Although the expansion of the Islamic State to Afghanistan and Pakistan in the form of ISKP came about in 2015 under Hafiz Saeed Khan Orakzai, the group’s presence in Pakistan intensified specifically after the Taliban ascended to power in Afghanistan in 2021.
The video released by the group characterises the Baloch nationalists as anti-Islamic and condemns their secular, nationalistic, and pro-democracy credentials, and calls upon its supporters to join them in their fight against the ‘infidels’.

Although the video also declares that the ISKP is not a proxy instrument of the Pakistani state but its rhetoric against Baloch nationalists and civil society activism leads one to some uncomfortable inferences.

Besides the Taliban’s relentless allegations of Pakistan’s collusion with the ISKP, there have been multiple reports indicating how the establishment is benefiting – by either directly cultivating or enabling by deliberate neglect – the proliferation and consolidation of ISKP.

Dr. Naseem Baloch, the Chairperson of the Baloch National Movement, stated in a meeting at the UN Headquarters in March 2024, “the active camps of the international terrorist organization known as Daesh are operating in Balochistan under the direct supervision and support of the Pakistani army”.

There have been instances when ISKP operatives have surrendered to or been apprehended by the Afghan Taliban and have, upon investigation, revealed their links to the Pakistani army/ISI.

Ehsanullah Ehsan, former spokesperson and senior Tehreek-e-Taliban Pakistan (TTP) commander, in an interview with The Sunday Guardian in August this year, claimed that the Pakistani army had deployed Lashkar-e-Taiba, which he termed its ‘B-team’ and ‘most favoured proxy’, under the banner of ISKP to serve multiple strategic purposes, including the suppression of the Baloch resistance.
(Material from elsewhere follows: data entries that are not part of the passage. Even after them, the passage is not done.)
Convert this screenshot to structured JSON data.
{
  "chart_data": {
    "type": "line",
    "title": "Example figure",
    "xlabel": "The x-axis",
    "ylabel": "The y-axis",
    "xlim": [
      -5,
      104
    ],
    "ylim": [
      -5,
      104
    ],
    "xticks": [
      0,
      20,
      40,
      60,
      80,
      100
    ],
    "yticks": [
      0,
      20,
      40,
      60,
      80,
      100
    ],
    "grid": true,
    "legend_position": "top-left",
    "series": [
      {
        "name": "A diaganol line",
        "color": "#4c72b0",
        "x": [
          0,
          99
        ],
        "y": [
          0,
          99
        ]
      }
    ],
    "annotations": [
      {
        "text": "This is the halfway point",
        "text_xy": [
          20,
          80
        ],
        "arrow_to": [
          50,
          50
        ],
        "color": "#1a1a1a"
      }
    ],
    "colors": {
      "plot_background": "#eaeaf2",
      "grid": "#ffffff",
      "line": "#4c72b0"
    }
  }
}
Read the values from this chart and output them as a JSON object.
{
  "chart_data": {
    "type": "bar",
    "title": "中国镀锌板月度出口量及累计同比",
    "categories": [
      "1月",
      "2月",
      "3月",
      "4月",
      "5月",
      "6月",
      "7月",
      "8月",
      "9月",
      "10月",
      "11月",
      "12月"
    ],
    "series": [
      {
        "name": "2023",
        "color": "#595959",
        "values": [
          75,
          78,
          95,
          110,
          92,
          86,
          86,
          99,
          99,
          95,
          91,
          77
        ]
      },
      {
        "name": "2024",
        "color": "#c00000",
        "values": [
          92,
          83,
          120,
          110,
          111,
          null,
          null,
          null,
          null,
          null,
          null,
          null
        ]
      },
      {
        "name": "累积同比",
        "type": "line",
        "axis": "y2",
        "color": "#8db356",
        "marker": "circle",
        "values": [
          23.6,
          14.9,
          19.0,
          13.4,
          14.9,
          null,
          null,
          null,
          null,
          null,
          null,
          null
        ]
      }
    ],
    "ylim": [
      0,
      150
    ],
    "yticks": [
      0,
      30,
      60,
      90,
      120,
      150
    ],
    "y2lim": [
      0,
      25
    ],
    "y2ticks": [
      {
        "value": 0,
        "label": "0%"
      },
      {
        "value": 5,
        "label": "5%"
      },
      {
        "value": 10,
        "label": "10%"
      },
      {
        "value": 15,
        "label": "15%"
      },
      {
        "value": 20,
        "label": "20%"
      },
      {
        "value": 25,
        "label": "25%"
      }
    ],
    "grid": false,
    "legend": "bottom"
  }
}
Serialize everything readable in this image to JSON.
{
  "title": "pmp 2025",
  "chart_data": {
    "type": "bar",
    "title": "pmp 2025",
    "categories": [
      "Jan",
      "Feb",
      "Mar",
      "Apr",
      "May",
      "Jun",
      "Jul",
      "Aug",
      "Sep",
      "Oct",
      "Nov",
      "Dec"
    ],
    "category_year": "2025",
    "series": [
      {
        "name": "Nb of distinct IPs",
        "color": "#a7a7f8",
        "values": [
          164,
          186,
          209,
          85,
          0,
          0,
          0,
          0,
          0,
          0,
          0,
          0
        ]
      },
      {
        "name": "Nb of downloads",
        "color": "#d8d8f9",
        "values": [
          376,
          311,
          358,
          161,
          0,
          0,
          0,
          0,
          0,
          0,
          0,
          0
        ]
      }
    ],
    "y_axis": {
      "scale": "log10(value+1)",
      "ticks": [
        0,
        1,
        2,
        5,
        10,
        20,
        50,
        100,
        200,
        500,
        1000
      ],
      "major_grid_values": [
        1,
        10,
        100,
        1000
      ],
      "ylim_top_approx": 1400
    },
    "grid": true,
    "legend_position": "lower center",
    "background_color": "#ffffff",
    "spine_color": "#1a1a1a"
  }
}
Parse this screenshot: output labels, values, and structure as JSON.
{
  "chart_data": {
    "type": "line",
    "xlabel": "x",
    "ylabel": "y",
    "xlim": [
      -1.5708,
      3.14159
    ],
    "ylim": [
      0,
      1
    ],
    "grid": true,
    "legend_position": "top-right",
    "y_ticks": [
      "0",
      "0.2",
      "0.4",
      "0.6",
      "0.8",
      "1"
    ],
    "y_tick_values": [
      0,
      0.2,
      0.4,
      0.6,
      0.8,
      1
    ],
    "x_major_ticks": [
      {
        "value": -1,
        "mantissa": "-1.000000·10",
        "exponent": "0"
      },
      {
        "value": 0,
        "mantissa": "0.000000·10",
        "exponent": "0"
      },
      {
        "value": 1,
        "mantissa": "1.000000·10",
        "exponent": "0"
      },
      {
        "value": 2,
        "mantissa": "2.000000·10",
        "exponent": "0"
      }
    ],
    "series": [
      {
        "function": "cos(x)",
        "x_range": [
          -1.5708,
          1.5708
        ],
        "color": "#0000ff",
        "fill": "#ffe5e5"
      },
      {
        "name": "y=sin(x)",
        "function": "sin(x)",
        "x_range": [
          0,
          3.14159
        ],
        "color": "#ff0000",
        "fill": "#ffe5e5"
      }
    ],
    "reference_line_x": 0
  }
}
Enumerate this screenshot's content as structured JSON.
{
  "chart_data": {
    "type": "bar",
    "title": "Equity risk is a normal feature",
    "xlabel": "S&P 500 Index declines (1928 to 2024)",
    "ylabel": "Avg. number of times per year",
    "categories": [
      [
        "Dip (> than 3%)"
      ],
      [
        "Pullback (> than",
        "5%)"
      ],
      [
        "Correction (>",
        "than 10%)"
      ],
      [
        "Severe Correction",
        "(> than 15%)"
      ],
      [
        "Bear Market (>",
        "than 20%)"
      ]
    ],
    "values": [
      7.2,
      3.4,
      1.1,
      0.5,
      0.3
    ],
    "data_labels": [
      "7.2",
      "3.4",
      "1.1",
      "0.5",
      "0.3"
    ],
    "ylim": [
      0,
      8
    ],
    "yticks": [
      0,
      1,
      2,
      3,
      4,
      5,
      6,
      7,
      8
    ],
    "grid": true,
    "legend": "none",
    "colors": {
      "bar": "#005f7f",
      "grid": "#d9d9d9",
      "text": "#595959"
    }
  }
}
It must be remembered here that LeT, along with other terrorist groups, is also known for its proxy operations in India’s Jammu and Kashmir, at the behest of Pakistan.

Considering Pakistan’s well-documented history of using terror as state policy – be it in Kashmir (the latest manifestation of which was the barbaric Pahalgam attack in April this year) or in Afghanistan for “strategic depth” – it is not surprising that it is employing the same tactic against its own people.

For decades, the state has brutalised the Baloch people and the Pashtuns in Khyber Pakhtunkhwa in the name of counter-terrorism and counter-insurgency.

Whoever has even slightly questioned the writ or empty narratives of the
Pakistani state has faced unspeakable persecution – reflected in the massive scale of deaths, displacement, enforced disappearances, and torture that Baloch and Pashtun communities have been subjected to as collective punishment.

On the other hand, domestic and international terror groups continue to flourish and instrumentalized to carry out operations in collusion with the state while also granting it plausible deniability.

At a time when the Baloch resistance is gaining renewed strength – with the BLA upping its operational and rhetorical sophistication and the civil resistance led by the Baloch Yakjehti Committee (BYC) attracting surging domestic and international support despite the incarceration of its leaders, including Dr Mahrang Baloch, the Pakistani state is evidently on the backfoot.

In such a context, it does not seem far-fetched to imagine that the establishment, after failing to quell the Baloch resistance even after years of brutal suppression, has resorted to outsourcing its actions to radical proxy groups to open a new front for the Baloch nationalists.

However, this has been Pakistan’s playbook for some decades, and it has repeatedly produced dark and uncontrollable consequences for the country itself.

Pakistan must take the lessons from history and begin the long-overdue process of meaningful engagement with the Baloch community as rightful stakeholders in the country’s body-politic.